Jaye Rancourt, of 80 Twist Hill Road, has also contacted an appraiser and was told it is hard to do market comparisons.

"It is very difficult to calculate the exact decrease in our property values in that there are no comparisons in this area," Rancourt said. "No other town has allowed an industrial egg farm in residential neighborhoods to create some comparisons. However, the prevailing understanding is that property values will decrease due to sight, sound and odor."

Raising certified organic hens, Giovagnoli said, is his intention.

"To be certified organic, they have to be well treated," he said. "They'll be cage free, that's the difference. Every bird has to have its own space. For 20,000 chickens all I need is 3,000 square feet, but the barn is big enough to put in 40,000 birds."

His plan is to raise the chickens using a standard layer box method, which also stores the chickens' manure and diminishes odors, he said.

"The manure is pulled twice a day so the chickens stay clean. There's a roof over the manure and it stays in the barn until you're ready to sell it," he said. "Some of the organic farmers are ecstatic about it. The eggs are the main product, but the manure is a commodity because of its high nitrogen content. They're all knocking my door down to get it."

Giovagnoli said his neighbors will "not see the barn from the road, you won't see it or smell it. I just wish they'd listen and try to understand. At the end of the day, they won't know it's there."

But Rancourt and others have their doubts.
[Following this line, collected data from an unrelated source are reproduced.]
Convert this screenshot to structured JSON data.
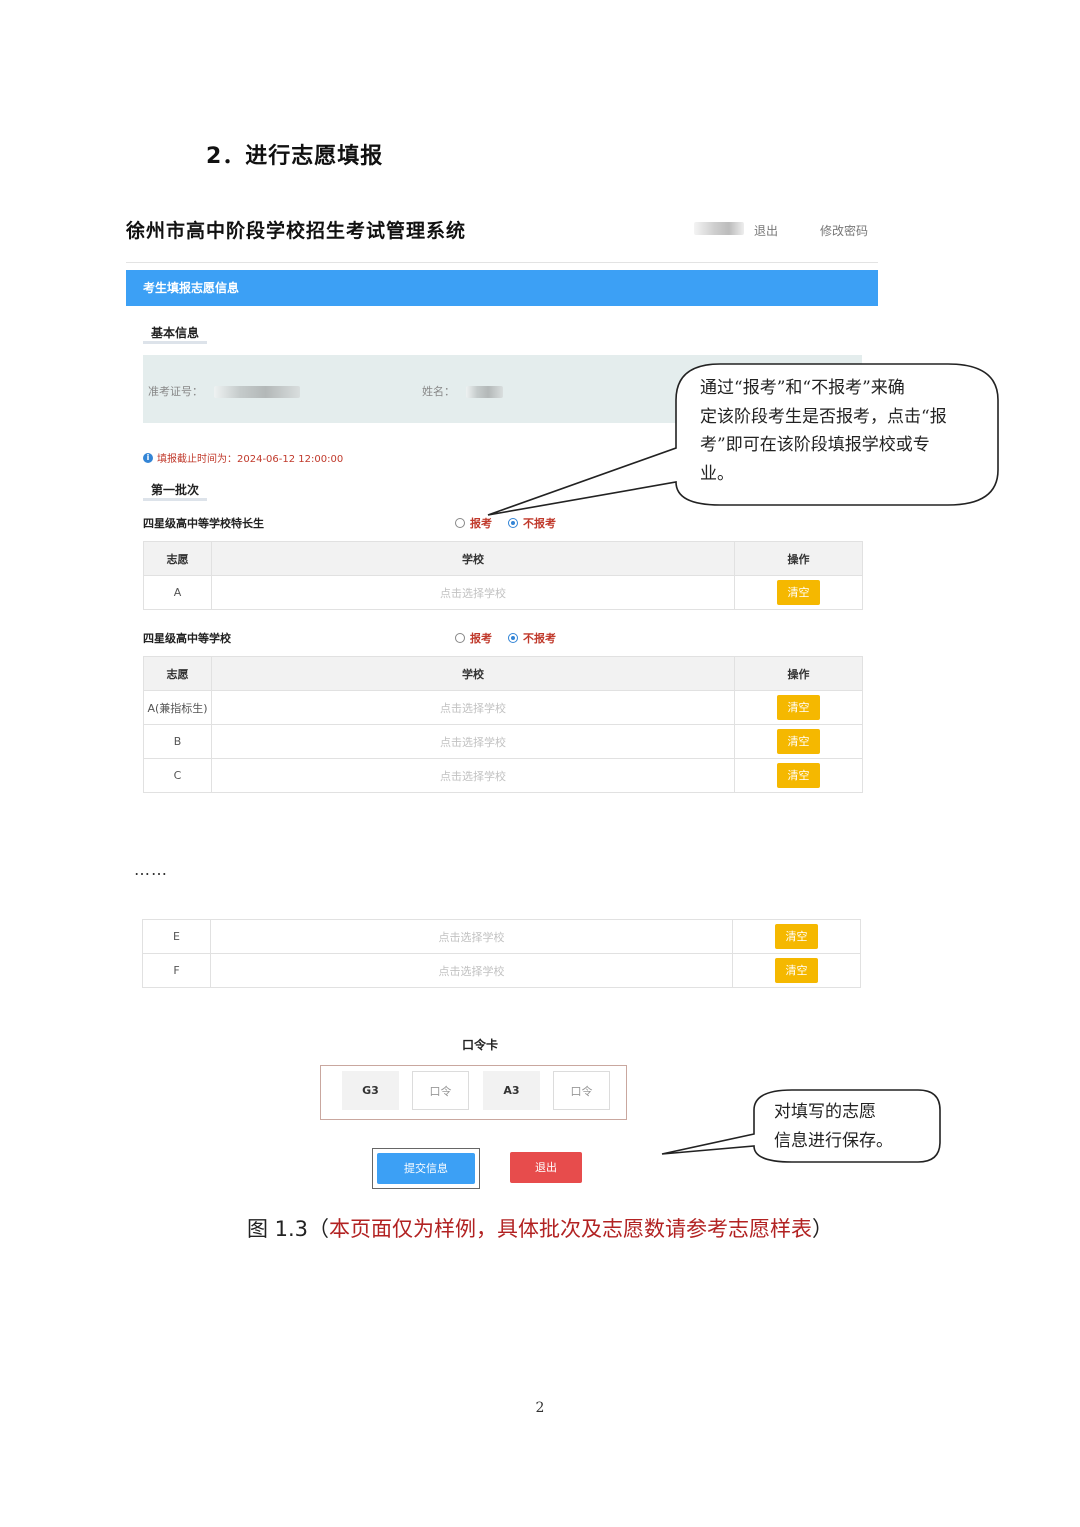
{
  "doc": {
    "heading": "2．进行志愿填报",
    "ellipsis": "……",
    "caption_prefix": "图 1.3（",
    "caption_red": "本页面仅为样例，具体批次及志愿数请参考志愿样表",
    "caption_suffix": "）",
    "page_number": "2"
  },
  "header": {
    "system_title": "徐州市高中阶段学校招生考试管理系统",
    "logout_label": "退出",
    "change_password_label": "修改密码"
  },
  "panel": {
    "title": "考生填报志愿信息"
  },
  "basic_info": {
    "section_title": "基本信息",
    "exam_id_label": "准考证号：",
    "name_label": "姓名："
  },
  "deadline": {
    "text": "填报截止时间为：2024-06-12 12:00:00"
  },
  "batch": {
    "title": "第一批次",
    "report_label": "报考",
    "not_report_label": "不报考",
    "groups": [
      {
        "label": "四星级高中等学校特长生",
        "selected": "不报考",
        "columns": [
          "志愿",
          "学校",
          "操作"
        ],
        "rows": [
          {
            "rank": "A",
            "school_placeholder": "点击选择学校",
            "action": "清空"
          }
        ]
      },
      {
        "label": "四星级高中等学校",
        "selected": "不报考",
        "columns": [
          "志愿",
          "学校",
          "操作"
        ],
        "rows": [
          {
            "rank": "A(兼指标生)",
            "school_placeholder": "点击选择学校",
            "action": "清空"
          },
          {
            "rank": "B",
            "school_placeholder": "点击选择学校",
            "action": "清空"
          },
          {
            "rank": "C",
            "school_placeholder": "点击选择学校",
            "action": "清空"
          }
        ]
      }
    ],
    "extra_rows": [
      {
        "rank": "E",
        "school_placeholder": "点击选择学校",
        "action": "清空"
      },
      {
        "rank": "F",
        "school_placeholder": "点击选择学校",
        "action": "清空"
      }
    ]
  },
  "token_card": {
    "title": "口令卡",
    "cells": [
      {
        "label": "G3",
        "placeholder": "口令"
      },
      {
        "label": "A3",
        "placeholder": "口令"
      }
    ]
  },
  "actions": {
    "submit_label": "提交信息",
    "exit_label": "退出"
  },
  "callouts": {
    "report": {
      "lines": [
        "通过“报考”和“不报考”来确",
        "定该阶段考生是否报考，点击“报",
        "考”即可在该阶段填报学校或专",
        "业。"
      ]
    },
    "save": {
      "lines": [
        "对填写的志愿",
        "信息进行保存。"
      ]
    }
  },
  "colors": {
    "panel_blue": "#3ca0f5",
    "clear_button": "#f5b800",
    "exit_button": "#e74c4c",
    "caption_red": "#b22222",
    "deadline_red": "#c0392b"
  }
}
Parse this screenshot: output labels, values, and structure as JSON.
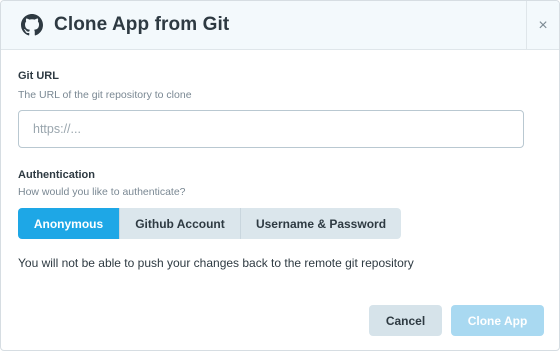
{
  "dialog": {
    "title": "Clone App from Git",
    "close_symbol": "×"
  },
  "icons": {
    "header_icon": "github-icon",
    "close_icon": "close-icon"
  },
  "git_url": {
    "label": "Git URL",
    "help": "The URL of the git repository to clone",
    "value": "",
    "placeholder": "https://..."
  },
  "authentication": {
    "label": "Authentication",
    "help": "How would you like to authenticate?",
    "options": [
      "Anonymous",
      "Github Account",
      "Username & Password"
    ],
    "selected": "Anonymous",
    "notice": "You will not be able to push your changes back to the remote git repository"
  },
  "footer": {
    "cancel_label": "Cancel",
    "clone_label": "Clone App"
  },
  "colors": {
    "accent": "#1ea7e6",
    "header_bg": "#f3f9fc",
    "secondary_button": "#d6e3ea",
    "disabled_primary": "#a9d9f1"
  }
}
"Given that the proposed buffer is comprised of deciduous trees, the buffer does not create a sufficient buffer from sight, sound or odor," Rancourt said. "There has been insufficient study regarding the depletion of water from the water table. We have no idea if the water table will support this farm. The report submitted by Mr. Giovagnoli's engineer fails to provide sufficient information on the water table issue as well as numerous other issues."

Giovagnoli said at the Oct. 16 planning board meeting, UNH professor and agricultural specialist John Porter, a representative from Pete and Gerry's egg facility, Jennifer McCourt, and a representative from the Natural Resources Conservation Service in Concord will be available to answer residents' questions.